【医学古今】 左側の病気に右側のツボで治療

2013年07月02日 07時00分

【大紀元日本7月2日】体の右側の症状を治療するために左側のツボ、左側の症状を治療するために、右側のツボを使う場合がよくあります。漢方医学の古典『黄帝内経』の中で、このような取穴法を「巨刺」(こし)あるいは「繆刺」(びゅうし)と呼びます。
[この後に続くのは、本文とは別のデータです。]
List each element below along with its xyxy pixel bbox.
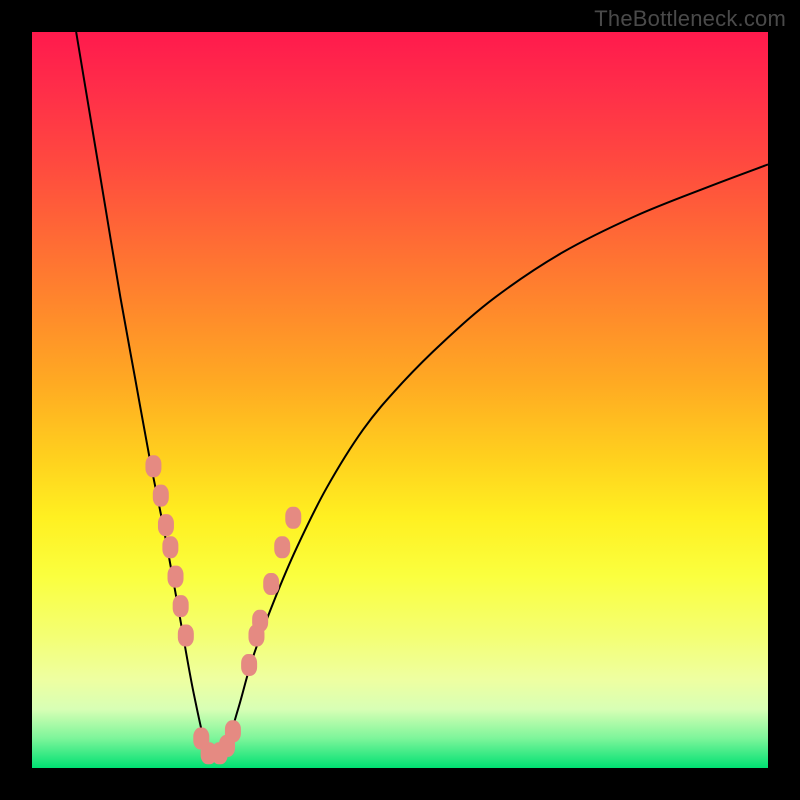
chart-frame: TheBottleneck.com	[0, 0, 800, 800]
marker-point	[285, 507, 301, 529]
watermark-text: TheBottleneck.com	[594, 6, 786, 32]
marker-point	[241, 654, 257, 676]
marker-point	[252, 610, 268, 632]
marker-point	[168, 566, 184, 588]
marker-point	[263, 573, 279, 595]
plot-svg	[32, 32, 768, 768]
marker-point	[145, 455, 161, 477]
marker-point	[178, 625, 194, 647]
marker-point	[173, 595, 189, 617]
marker-point	[225, 720, 241, 742]
marker-point	[158, 514, 174, 536]
bottleneck-curve	[76, 32, 768, 760]
marker-point	[153, 485, 169, 507]
marker-point	[274, 536, 290, 558]
plot-area	[32, 32, 768, 768]
marker-point	[162, 536, 178, 558]
markers-group	[145, 455, 301, 764]
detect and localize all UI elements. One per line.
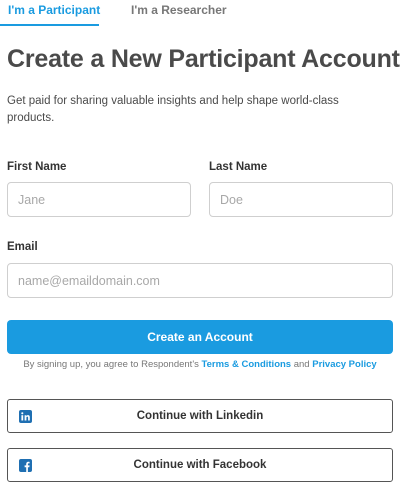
account-type-tabs: I'm a Participant I'm a Researcher bbox=[0, 0, 400, 28]
active-tab-indicator bbox=[0, 24, 99, 26]
facebook-button-label: Continue with Facebook bbox=[133, 459, 267, 471]
linkedin-button-label: Continue with Linkedin bbox=[136, 410, 264, 422]
last-name-input[interactable] bbox=[209, 182, 393, 217]
terms-conditions-link[interactable]: Terms & Conditions bbox=[202, 359, 292, 370]
create-account-button[interactable]: Create an Account bbox=[7, 320, 393, 354]
terms-and: and bbox=[291, 359, 313, 370]
tab-participant[interactable]: I'm a Participant bbox=[8, 2, 100, 18]
tab-researcher[interactable]: I'm a Researcher bbox=[131, 2, 227, 18]
continue-with-linkedin-button[interactable]: Continue with Linkedin bbox=[7, 399, 393, 433]
page-title: Create a New Participant Account bbox=[7, 45, 400, 73]
terms-prefix: By signing up, you agree to Respondent's bbox=[23, 359, 202, 370]
first-name-label: First Name bbox=[7, 161, 67, 173]
page-subtitle: Get paid for sharing valuable insights a… bbox=[7, 95, 339, 124]
last-name-label: Last Name bbox=[209, 161, 268, 173]
continue-with-facebook-button[interactable]: Continue with Facebook bbox=[7, 448, 393, 482]
email-input[interactable] bbox=[7, 263, 393, 298]
first-name-input[interactable] bbox=[7, 182, 191, 217]
terms-notice: By signing up, you agree to Respondent's… bbox=[0, 358, 400, 371]
email-label: Email bbox=[7, 241, 38, 253]
privacy-policy-link[interactable]: Privacy Policy bbox=[312, 359, 376, 370]
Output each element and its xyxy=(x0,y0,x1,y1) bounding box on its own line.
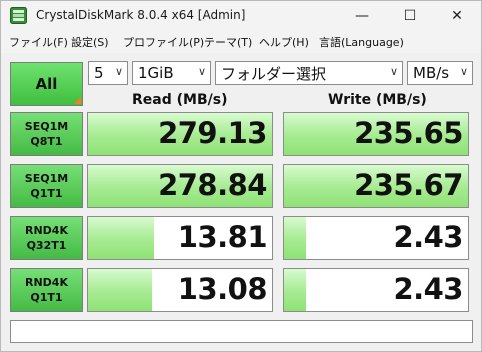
window-title: CrystalDiskMark 8.0.4 x64 [Admin] xyxy=(36,8,246,22)
read-value: 13.81 xyxy=(177,220,268,254)
test-button-rnd4k-q32t1[interactable]: RND4K Q32T1 xyxy=(10,216,83,260)
test-label-line2: Q1T1 xyxy=(30,187,63,200)
title-bar: CrystalDiskMark 8.0.4 x64 [Admin] — ☐ ✕ xyxy=(1,1,481,31)
write-value: 2.43 xyxy=(393,272,463,306)
write-header: Write (MB/s) xyxy=(328,92,427,108)
menu-settings[interactable]: 設定(S) xyxy=(71,34,109,50)
test-label-line2: Q8T1 xyxy=(30,135,63,148)
read-result-cell: 278.84 xyxy=(87,164,273,208)
test-label-line1: RND4K xyxy=(25,276,68,289)
read-bar xyxy=(88,217,155,259)
app-window: CrystalDiskMark 8.0.4 x64 [Admin] — ☐ ✕ … xyxy=(0,0,482,352)
test-button-rnd4k-q1t1[interactable]: RND4K Q1T1 xyxy=(10,268,83,312)
crystaldiskmark-icon xyxy=(10,7,27,24)
test-label-line2: Q1T1 xyxy=(30,291,63,304)
read-result-cell: 13.08 xyxy=(87,268,273,312)
write-bar xyxy=(284,269,307,311)
read-value: 278.84 xyxy=(158,168,267,202)
test-label-line1: SEQ1M xyxy=(24,120,69,133)
chevron-down-icon: ∨ xyxy=(459,65,468,78)
close-button[interactable]: ✕ xyxy=(437,1,477,31)
read-result-cell: 13.81 xyxy=(87,216,273,260)
chevron-down-icon: ∨ xyxy=(114,65,123,78)
maximize-button[interactable]: ☐ xyxy=(390,1,430,31)
test-button-seq1m-q8t1[interactable]: SEQ1M Q8T1 xyxy=(10,112,83,156)
all-button-label: All xyxy=(35,75,58,93)
test-size-select[interactable]: 1GiB ∨ xyxy=(132,61,211,85)
menu-bar: ファイル(F) 設定(S) プロファイル(P) テーマ(T) ヘルプ(H) 言語… xyxy=(1,31,481,53)
comment-field[interactable] xyxy=(10,320,473,343)
test-label-line1: SEQ1M xyxy=(24,172,69,185)
all-button[interactable]: All xyxy=(10,62,83,106)
write-bar xyxy=(284,217,307,259)
write-value: 2.43 xyxy=(393,220,463,254)
test-size-value: 1GiB xyxy=(138,64,174,82)
menu-language[interactable]: 言語(Language) xyxy=(319,34,404,50)
corner-marker xyxy=(74,97,81,104)
menu-theme[interactable]: テーマ(T) xyxy=(204,34,252,50)
menu-file[interactable]: ファイル(F) xyxy=(9,34,68,50)
write-result-cell: 2.43 xyxy=(283,268,469,312)
write-result-cell: 235.67 xyxy=(283,164,469,208)
read-bar xyxy=(88,269,153,311)
chevron-down-icon: ∨ xyxy=(389,65,398,78)
test-count-value: 5 xyxy=(94,64,104,82)
read-value: 13.08 xyxy=(177,272,268,306)
write-result-cell: 235.65 xyxy=(283,112,469,156)
drive-select[interactable]: フォルダー選択 ∨ xyxy=(215,61,403,85)
test-count-select[interactable]: 5 ∨ xyxy=(88,61,128,85)
test-label-line2: Q32T1 xyxy=(26,239,67,252)
menu-help[interactable]: ヘルプ(H) xyxy=(259,34,309,50)
write-result-cell: 2.43 xyxy=(283,216,469,260)
test-button-seq1m-q1t1[interactable]: SEQ1M Q1T1 xyxy=(10,164,83,208)
read-value: 279.13 xyxy=(158,116,267,150)
unit-value: MB/s xyxy=(413,64,450,82)
test-label-line1: RND4K xyxy=(25,224,68,237)
menu-profile[interactable]: プロファイル(P) xyxy=(123,34,204,50)
minimize-button[interactable]: — xyxy=(342,1,382,31)
read-result-cell: 279.13 xyxy=(87,112,273,156)
chevron-down-icon: ∨ xyxy=(197,65,206,78)
unit-select[interactable]: MB/s ∨ xyxy=(407,61,473,85)
write-value: 235.65 xyxy=(354,116,463,150)
write-value: 235.67 xyxy=(354,168,463,202)
drive-value: フォルダー選択 xyxy=(221,64,327,83)
read-header: Read (MB/s) xyxy=(132,92,228,108)
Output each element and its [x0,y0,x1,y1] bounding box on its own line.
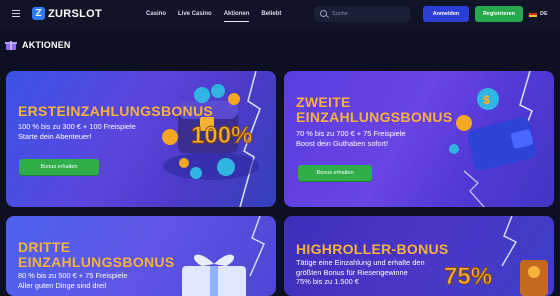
nav-aktionen[interactable]: Aktionen [223,11,249,22]
search-icon [320,10,327,17]
section-header: AKTIONEN [5,40,71,50]
germany-flag-icon[interactable] [529,11,537,17]
claim-bonus-button[interactable]: Bonus erhalten [298,165,372,181]
top-bar: Z ZURSLOT Casino Live Casino Aktionen Be… [0,0,560,29]
register-button[interactable]: Registrieren [475,6,523,22]
nav-casino[interactable]: Casino [146,11,166,17]
search-box[interactable] [314,6,410,22]
search-input[interactable] [332,9,404,19]
seventy-five-percent-text: 75% [444,263,492,290]
promo-description: 70 % bis zu 700 € + 75 Freispiele Boost … [296,129,406,148]
gift-icon [5,40,17,50]
logo-text[interactable]: ZURSLOT [48,8,102,20]
section-title: AKTIONEN [22,40,71,50]
promo-title: DRITTE EINZAHLUNGSBONUS [18,239,175,270]
promo-title: ZWEITE EINZAHLUNGSBONUS [296,94,453,125]
main-nav: Casino Live Casino Aktionen Beliebt [146,11,281,22]
promo-description: 100 % bis zu 300 € + 100 Freispiele Star… [18,122,136,141]
nav-live-casino[interactable]: Live Casino [178,11,212,17]
logo-icon[interactable]: Z [32,7,45,20]
wallet-illustration: $ [449,71,537,207]
promo-description: 80 % bis zu 500 € + 75 Freispiele Aller … [18,271,128,290]
claim-bonus-button[interactable]: Bonus erhalten [19,159,99,175]
treasure-chest-illustration: 100% [162,71,261,207]
highroller-illustration: 75% [444,216,548,296]
nav-beliebt[interactable]: Beliebt [261,11,281,17]
promo-card-third-deposit[interactable]: DRITTE EINZAHLUNGSBONUS 80 % bis zu 500 … [6,216,276,296]
promo-card-second-deposit[interactable]: $ ZWEITE EINZAHLUNGSBONUS 70 % bis zu 70… [284,71,554,207]
promo-title: HIGHROLLER-BONUS [296,241,449,257]
promo-description: Tätige eine Einzahlung und erhalte den g… [296,258,425,287]
promo-card-first-deposit[interactable]: 100% ERSTEINZAHLUNGSBONUS 100 % bis zu 3… [6,71,276,207]
promo-title: ERSTEINZAHLUNGSBONUS [18,103,214,119]
language-selector[interactable]: DE [540,11,548,17]
svg-text:$: $ [483,93,490,107]
hundred-percent-text: 100% [191,122,252,149]
login-button[interactable]: Anmelden [423,6,469,22]
menu-icon[interactable] [12,10,20,18]
promo-card-highroller[interactable]: 75% HIGHROLLER-BONUS Tätige eine Einzahl… [284,216,554,296]
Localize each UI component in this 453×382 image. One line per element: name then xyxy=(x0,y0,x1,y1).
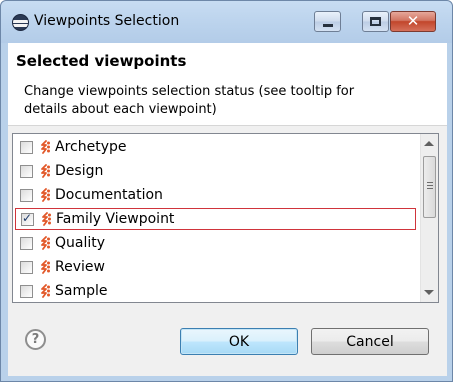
viewpoint-label: Family Viewpoint xyxy=(56,211,175,227)
viewpoint-item[interactable]: Review xyxy=(15,256,416,278)
viewpoint-item[interactable]: Quality xyxy=(15,232,416,254)
viewpoint-icon xyxy=(40,212,52,226)
cancel-button[interactable]: Cancel xyxy=(311,328,429,355)
viewpoint-icon xyxy=(39,188,51,202)
header-description: Change viewpoints selection status (see … xyxy=(24,84,355,117)
title-bar[interactable]: Viewpoints Selection ✕ xyxy=(1,1,452,43)
help-button[interactable]: ? xyxy=(25,329,46,350)
viewpoint-checkbox[interactable] xyxy=(20,284,33,298)
viewpoint-icon xyxy=(39,164,51,178)
viewpoint-label: Review xyxy=(55,259,105,275)
close-button[interactable]: ✕ xyxy=(390,11,436,32)
close-icon: ✕ xyxy=(406,12,420,30)
viewpoint-icon xyxy=(39,140,51,154)
viewpoint-label: Archetype xyxy=(55,139,127,155)
eclipse-app-icon xyxy=(12,14,29,31)
viewpoint-item[interactable]: Family Viewpoint xyxy=(15,208,416,230)
viewpoint-item[interactable]: Documentation xyxy=(15,184,416,206)
viewpoint-item[interactable]: Sample xyxy=(15,280,416,302)
viewpoint-item[interactable]: Archetype xyxy=(15,136,416,158)
scroll-down-arrow-icon[interactable] xyxy=(424,290,434,295)
viewpoint-label: Documentation xyxy=(55,187,163,203)
viewpoint-label: Design xyxy=(55,163,104,179)
viewpoint-icon xyxy=(39,236,51,250)
viewpoint-checkbox[interactable] xyxy=(20,164,33,178)
viewpoint-checkbox[interactable] xyxy=(20,140,33,154)
viewpoint-checkbox[interactable] xyxy=(20,188,33,202)
dialog-header: Selected viewpoints Change viewpoints se… xyxy=(8,43,447,125)
dialog-content: Archetype Design Documentation Family Viewp… xyxy=(8,125,447,376)
maximize-button[interactable] xyxy=(362,11,389,32)
window-title: Viewpoints Selection xyxy=(34,13,180,29)
scroll-up-arrow-icon[interactable] xyxy=(424,141,434,146)
dialog-window: Viewpoints Selection ✕ Selected viewpoin… xyxy=(0,0,453,382)
viewpoint-item[interactable]: Design xyxy=(15,160,416,182)
maximize-icon xyxy=(370,17,381,26)
viewpoints-list[interactable]: Archetype Design Documentation Family Viewp… xyxy=(12,133,439,303)
viewpoint-checkbox[interactable] xyxy=(20,236,33,250)
minimize-icon xyxy=(322,24,333,27)
viewpoint-checkbox[interactable] xyxy=(20,260,33,274)
viewpoints-list-items: Archetype Design Documentation Family Viewp… xyxy=(13,134,420,302)
viewpoint-icon xyxy=(39,284,51,298)
ok-button[interactable]: OK xyxy=(180,328,298,355)
viewpoint-label: Sample xyxy=(55,283,108,299)
viewpoint-label: Quality xyxy=(55,235,106,251)
scrollbar-thumb[interactable] xyxy=(423,156,436,218)
viewpoint-checkbox[interactable] xyxy=(21,211,34,226)
minimize-button[interactable] xyxy=(314,11,341,32)
vertical-scrollbar[interactable] xyxy=(420,134,438,302)
viewpoint-icon xyxy=(39,260,51,274)
header-title: Selected viewpoints xyxy=(16,52,187,70)
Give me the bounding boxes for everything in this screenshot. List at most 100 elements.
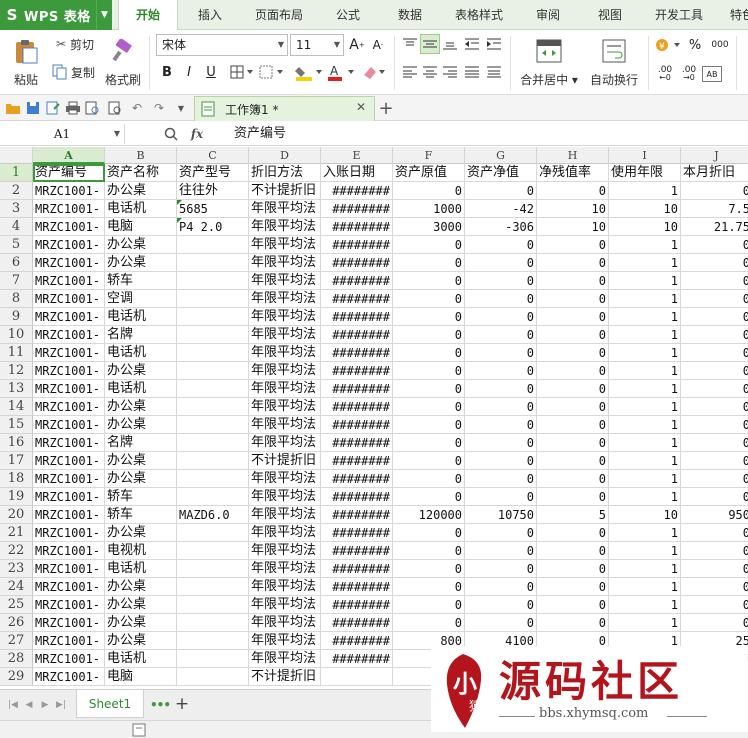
table-cell[interactable]: 0 [681, 560, 748, 578]
table-cell[interactable] [321, 668, 393, 686]
table-cell[interactable]: 0 [393, 362, 465, 380]
table-cell[interactable] [177, 524, 249, 542]
table-cell[interactable] [177, 398, 249, 416]
more-sheets-button[interactable]: ••• [150, 696, 171, 714]
table-cell[interactable]: 办公桌 [105, 398, 177, 416]
table-cell[interactable] [177, 344, 249, 362]
table-cell[interactable]: 0 [681, 434, 748, 452]
column-header-c[interactable]: C [177, 147, 249, 164]
table-cell[interactable]: 办公桌 [105, 416, 177, 434]
table-cell[interactable]: 0 [537, 290, 609, 308]
table-cell[interactable]: 0 [393, 614, 465, 632]
table-cell[interactable] [177, 542, 249, 560]
table-cell[interactable]: 0 [393, 470, 465, 488]
table-cell[interactable]: 0 [681, 614, 748, 632]
table-cell[interactable] [177, 290, 249, 308]
fill-color-button[interactable] [294, 62, 324, 82]
header-cell[interactable]: 资产型号 [177, 164, 249, 182]
table-cell[interactable]: 0 [681, 416, 748, 434]
table-cell[interactable]: ######## [321, 470, 393, 488]
table-cell[interactable]: 年限平均法 [249, 578, 321, 596]
borders-button[interactable] [228, 62, 256, 82]
table-cell[interactable] [177, 272, 249, 290]
table-cell[interactable]: 1 [609, 596, 681, 614]
table-cell[interactable]: 年限平均法 [249, 200, 321, 218]
table-cell[interactable] [177, 434, 249, 452]
row-header[interactable]: 7 [0, 272, 33, 290]
table-cell[interactable]: 年限平均法 [249, 272, 321, 290]
tab-home[interactable]: 开始 [118, 0, 178, 31]
row-header[interactable]: 4 [0, 218, 33, 236]
paste-button[interactable]: 粘贴 [8, 34, 44, 92]
tab-table-style[interactable]: 表格样式 [444, 0, 514, 30]
table-cell[interactable]: 0 [681, 524, 748, 542]
header-cell[interactable]: 使用年限 [609, 164, 681, 182]
table-cell[interactable]: 电话机 [105, 560, 177, 578]
table-cell[interactable]: 1 [609, 416, 681, 434]
table-cell[interactable] [177, 452, 249, 470]
row-header[interactable]: 15 [0, 416, 33, 434]
undo-button[interactable]: ↶ [128, 99, 146, 117]
table-cell[interactable]: 年限平均法 [249, 326, 321, 344]
column-header-j[interactable]: J [681, 147, 748, 164]
tab-view[interactable]: 视图 [584, 0, 636, 30]
formula-input[interactable]: 资产编号 [224, 124, 744, 144]
table-cell[interactable]: 0 [393, 236, 465, 254]
table-cell[interactable]: MRZC1001- [33, 200, 105, 218]
table-cell[interactable]: MRZC1001- [33, 614, 105, 632]
app-menu-button[interactable]: S WPS 表格 ▼ [0, 0, 112, 30]
underline-button[interactable]: U [202, 62, 220, 82]
table-cell[interactable] [177, 254, 249, 272]
tab-insert[interactable]: 插入 [182, 0, 238, 30]
table-cell[interactable]: 0 [393, 290, 465, 308]
table-cell[interactable]: 0 [465, 596, 537, 614]
table-cell[interactable]: 0 [537, 488, 609, 506]
table-cell[interactable]: 1 [609, 524, 681, 542]
table-cell[interactable]: 1 [609, 614, 681, 632]
table-cell[interactable]: MRZC1001- [33, 434, 105, 452]
table-cell[interactable]: 名牌 [105, 434, 177, 452]
table-cell[interactable]: 0 [393, 542, 465, 560]
table-cell[interactable]: 年限平均法 [249, 344, 321, 362]
table-cell[interactable]: 1 [609, 542, 681, 560]
table-cell[interactable]: -42 [465, 200, 537, 218]
column-header-f[interactable]: F [393, 147, 465, 164]
table-cell[interactable]: 0 [681, 344, 748, 362]
table-cell[interactable]: 年限平均法 [249, 218, 321, 236]
table-cell[interactable]: 0 [465, 254, 537, 272]
column-header-i[interactable]: I [609, 147, 681, 164]
table-cell[interactable]: MRZC1001- [33, 182, 105, 200]
column-header-g[interactable]: G [465, 147, 537, 164]
table-cell[interactable]: 轿车 [105, 506, 177, 524]
last-sheet-button[interactable]: ▶| [54, 698, 68, 712]
column-header-a[interactable]: A [33, 147, 105, 164]
table-cell[interactable]: ######## [321, 416, 393, 434]
column-header-h[interactable]: H [537, 147, 609, 164]
table-cell[interactable]: ######## [321, 488, 393, 506]
number-format-button[interactable]: AB [702, 66, 722, 82]
table-cell[interactable]: 不计提折旧 [249, 452, 321, 470]
table-cell[interactable]: 0 [393, 578, 465, 596]
align-left-button[interactable] [402, 64, 418, 80]
tab-review[interactable]: 审阅 [522, 0, 574, 30]
table-cell[interactable]: 电话机 [105, 200, 177, 218]
cut-button[interactable]: ✂ 剪切 [52, 34, 100, 54]
table-cell[interactable]: ######## [321, 506, 393, 524]
align-middle-button[interactable] [420, 34, 440, 54]
first-sheet-button[interactable]: |◀ [6, 698, 20, 712]
table-cell[interactable]: ######## [321, 614, 393, 632]
table-cell[interactable]: 1 [609, 434, 681, 452]
open-button[interactable] [4, 99, 22, 117]
table-cell[interactable]: 年限平均法 [249, 398, 321, 416]
table-cell[interactable]: 0 [465, 380, 537, 398]
table-cell[interactable]: 办公桌 [105, 470, 177, 488]
bold-button[interactable]: B [158, 62, 176, 82]
table-cell[interactable]: 950 [681, 506, 748, 524]
table-cell[interactable]: 1 [609, 452, 681, 470]
save-button[interactable] [24, 99, 42, 117]
table-cell[interactable]: 电话机 [105, 308, 177, 326]
row-header[interactable]: 2 [0, 182, 33, 200]
row-header[interactable]: 19 [0, 488, 33, 506]
table-cell[interactable]: 0 [537, 416, 609, 434]
table-cell[interactable]: 轿车 [105, 488, 177, 506]
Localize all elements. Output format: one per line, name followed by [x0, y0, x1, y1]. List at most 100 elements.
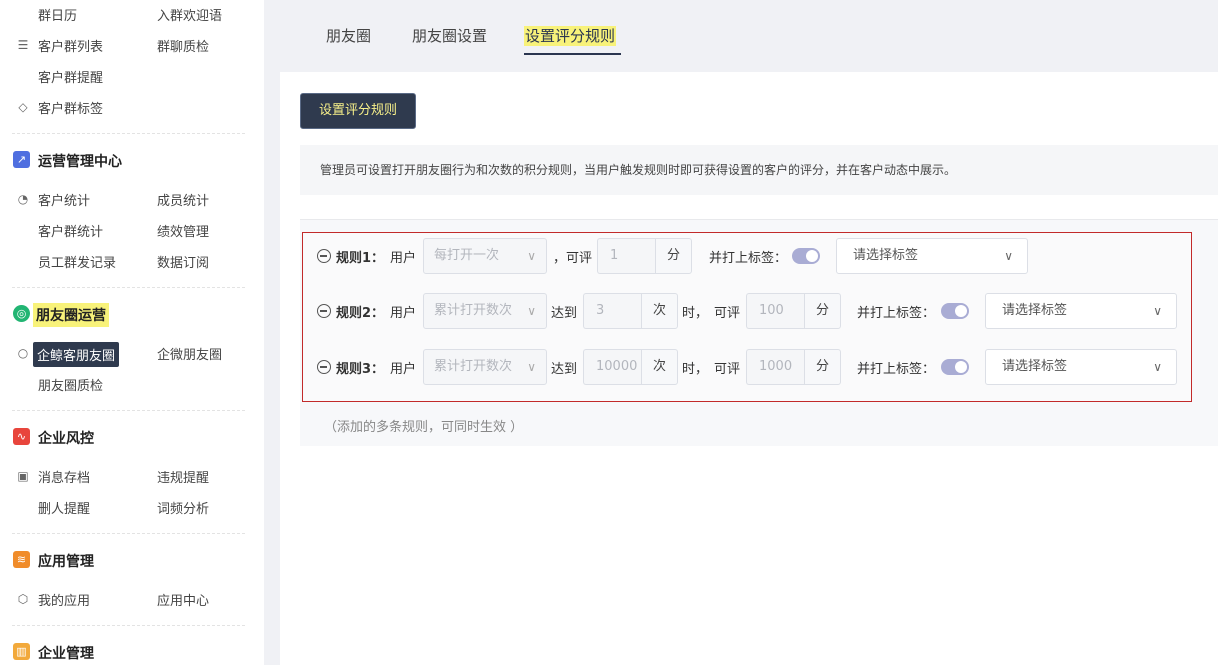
- sidebar-item-message-archive[interactable]: 消息存档: [38, 467, 90, 486]
- notice-text: 管理员可设置打开朋友圈行为和次数的积分规则，当用户触发规则时即可获得设置的客户的…: [300, 145, 1218, 195]
- sidebar-item-group-calendar[interactable]: 群日历: [38, 5, 77, 24]
- rule-user-text: 用户: [390, 362, 417, 377]
- main-area: 朋友圈 朋友圈设置 设置评分规则 设置评分规则 管理员可设置打开朋友圈行为和次数…: [280, 0, 1218, 665]
- section-title: 企业风控: [38, 431, 94, 447]
- sidebar-row: ◔ 客户统计 成员统计: [0, 188, 264, 209]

 「巨刺」と「繆刺」は同じように左右交叉の取穴法ですが、「巨刺」は邪気が経脈の中にある時に、「繆刺」は邪気が絡脈の中にある時に使います。一般的に、邪気はまず皮膚に侵入し、それから次第に孫脈、絡脈、経脈、六腑、五臓の順番に深く侵入しますから、邪気が絡脈、或いは経脈の段階に留まれば、絡脈や経脈の特有の症状が現れるので、その時、「繆刺」か「巨刺」の取穴法で治療します。

 『黄帝内経』の「繆刺論」に以下の例が記載されています。邪気が足少陰の絡脈に侵入し、心痛、胸満などの症状を起こしたら、足少陰腎経の然谷(ねんこく、内側の踝の下方)というツボを取って治療します。その場合に左側に症状があれば、右側のツボを取り、右側に症状があれば、左側のツボを取ります。

 邪気が足厥陰の絡脈に侵入し、鼡径部の痛みが起きれば、足厥陰脈の太衝(たいしょう、足第1指爪根部の外方)というツボを取って治療します。その場合に左側に症状があれば、右側のツボを取り、右側に症状があれば、左側のツボを取ります。

 邪気が足陽明の絡脈に侵入し、鼻水、鼻血、歯痛などの症状が起きれば、足の第2指の爪根部の厲兌(れいだ) というツボを取って治療します。その場合に左側に症状があれば、右側のツボを取り、右側に症状があれば、左側のツボを取ります。

 このような取穴法で治療できる病状はたくさんあります。もし左右ともに症状があれば、両側のツボを同時に取って治療します。

 私は、歯痛、耳鳴り、肩関節痛、股関節痛、手足の関節痛などにこの方法で治療し非常に良い効果が得られました。患者さんに「なぜ左側が痛いのに右側のツボに刺すのですか」と聞かれる場合は、この「巨刺」と「繆刺」の理論を説明します。治療後に症状が軽減すれば、不思議な顔をされながらも納得されます。